J’aime avoir trois fonds car cela offre un peu de diversification et ça m’aide aussi à acheter à bas prix.

Comme je gagne encore de l’argent, je ne vends rien et je me rééquilibre simplement avec de l’argent neuf.

Chaque mois, je branche mes chiffres dans une feuille de calcul et il me dit comment ma répartition est décousue et ce que je dois acheter pour le corriger.

Voici une version simplifiée de cette feuille de calcul que j’ai créée pour partager avec vous:

Pour télécharger une copie de cette feuille de calcul, entrez votre adresse e-mail ci-dessous:

Une fois que vous avez téléchargé la feuille de calcul, mettez simplement à jour les chiffres ombrés en vert et il vous indiquera où vous devez déployer votre argent.

Par exemple, lorsque le fonds boursier international ne fonctionnait pas aussi bien que mon fonds boursier total (comme cela a été le cas au cours des dernières années), je savais que tout nouvel argent que je gagnais devrait aller dans le fonds international pour l’apporter. revenir en ligne avec mon allocation cible.

Comment cela me pousse à faire la bonne chose

Il a été difficile d’investir au cours des dernières années, car les marchés montent depuis si longtemps et tout semble cher.

Quand je suis passé à ce système, c’est devenu plus facile car il y avait toujours quelque chose qui avait l’air bon marché (même si le bon marché n’était que relatif).

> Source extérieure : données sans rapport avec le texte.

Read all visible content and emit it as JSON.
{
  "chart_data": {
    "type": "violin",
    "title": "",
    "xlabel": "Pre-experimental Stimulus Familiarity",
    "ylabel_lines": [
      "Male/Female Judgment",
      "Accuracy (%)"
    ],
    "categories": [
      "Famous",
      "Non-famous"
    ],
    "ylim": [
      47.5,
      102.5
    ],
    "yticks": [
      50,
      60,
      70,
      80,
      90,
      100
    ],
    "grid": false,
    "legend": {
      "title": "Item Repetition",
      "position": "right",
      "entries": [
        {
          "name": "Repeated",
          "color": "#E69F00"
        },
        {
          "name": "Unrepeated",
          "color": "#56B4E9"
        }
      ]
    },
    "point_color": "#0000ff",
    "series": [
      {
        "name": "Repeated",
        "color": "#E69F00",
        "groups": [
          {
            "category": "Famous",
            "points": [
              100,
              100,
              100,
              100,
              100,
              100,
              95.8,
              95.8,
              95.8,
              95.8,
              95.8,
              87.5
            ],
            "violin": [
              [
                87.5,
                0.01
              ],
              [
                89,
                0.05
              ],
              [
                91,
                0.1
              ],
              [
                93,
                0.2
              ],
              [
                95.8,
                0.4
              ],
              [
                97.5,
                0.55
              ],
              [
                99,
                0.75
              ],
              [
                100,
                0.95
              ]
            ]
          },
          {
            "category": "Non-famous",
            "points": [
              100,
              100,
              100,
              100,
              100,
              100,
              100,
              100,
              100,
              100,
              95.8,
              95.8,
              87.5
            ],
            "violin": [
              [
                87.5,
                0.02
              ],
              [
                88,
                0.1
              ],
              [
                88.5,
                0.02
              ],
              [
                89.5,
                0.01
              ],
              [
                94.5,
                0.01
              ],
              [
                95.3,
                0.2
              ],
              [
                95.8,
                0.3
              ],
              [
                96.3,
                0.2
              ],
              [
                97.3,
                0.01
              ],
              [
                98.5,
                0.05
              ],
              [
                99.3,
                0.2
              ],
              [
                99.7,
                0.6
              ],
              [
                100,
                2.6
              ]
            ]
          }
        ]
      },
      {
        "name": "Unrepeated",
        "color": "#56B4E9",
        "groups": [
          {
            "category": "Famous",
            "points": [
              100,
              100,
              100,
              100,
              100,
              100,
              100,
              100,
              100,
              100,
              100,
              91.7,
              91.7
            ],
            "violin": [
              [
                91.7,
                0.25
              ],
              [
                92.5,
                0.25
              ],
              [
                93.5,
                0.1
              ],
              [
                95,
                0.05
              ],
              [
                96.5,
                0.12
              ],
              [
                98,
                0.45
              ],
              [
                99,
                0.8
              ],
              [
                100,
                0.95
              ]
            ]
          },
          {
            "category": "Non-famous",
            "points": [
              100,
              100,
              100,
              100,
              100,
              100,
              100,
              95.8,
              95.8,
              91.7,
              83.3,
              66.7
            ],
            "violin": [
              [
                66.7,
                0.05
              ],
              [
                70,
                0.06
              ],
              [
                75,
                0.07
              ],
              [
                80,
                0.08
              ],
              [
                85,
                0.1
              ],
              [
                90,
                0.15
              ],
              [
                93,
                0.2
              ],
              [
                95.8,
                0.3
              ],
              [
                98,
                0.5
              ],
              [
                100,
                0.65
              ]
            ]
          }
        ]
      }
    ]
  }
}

Donc, même lorsque les trois classes d’actifs étaient en plein essor (c’est-à-dire les actions, les actions internationales et les obligations), l’une d’entre elles aurait été à la traîne par rapport aux autres, donc elle aurait l’air bon marché par rapport aux autres options et je n’aurais aucun mal à l’acheter. Le désir de remettre mon portefeuille en ligne avec mon allocation cible a facilité la mise d’argent sur un marché en surchauffe.

Et faire cela était le bon choix parce que les marchés montaient bien plus longtemps que je ne le pensais.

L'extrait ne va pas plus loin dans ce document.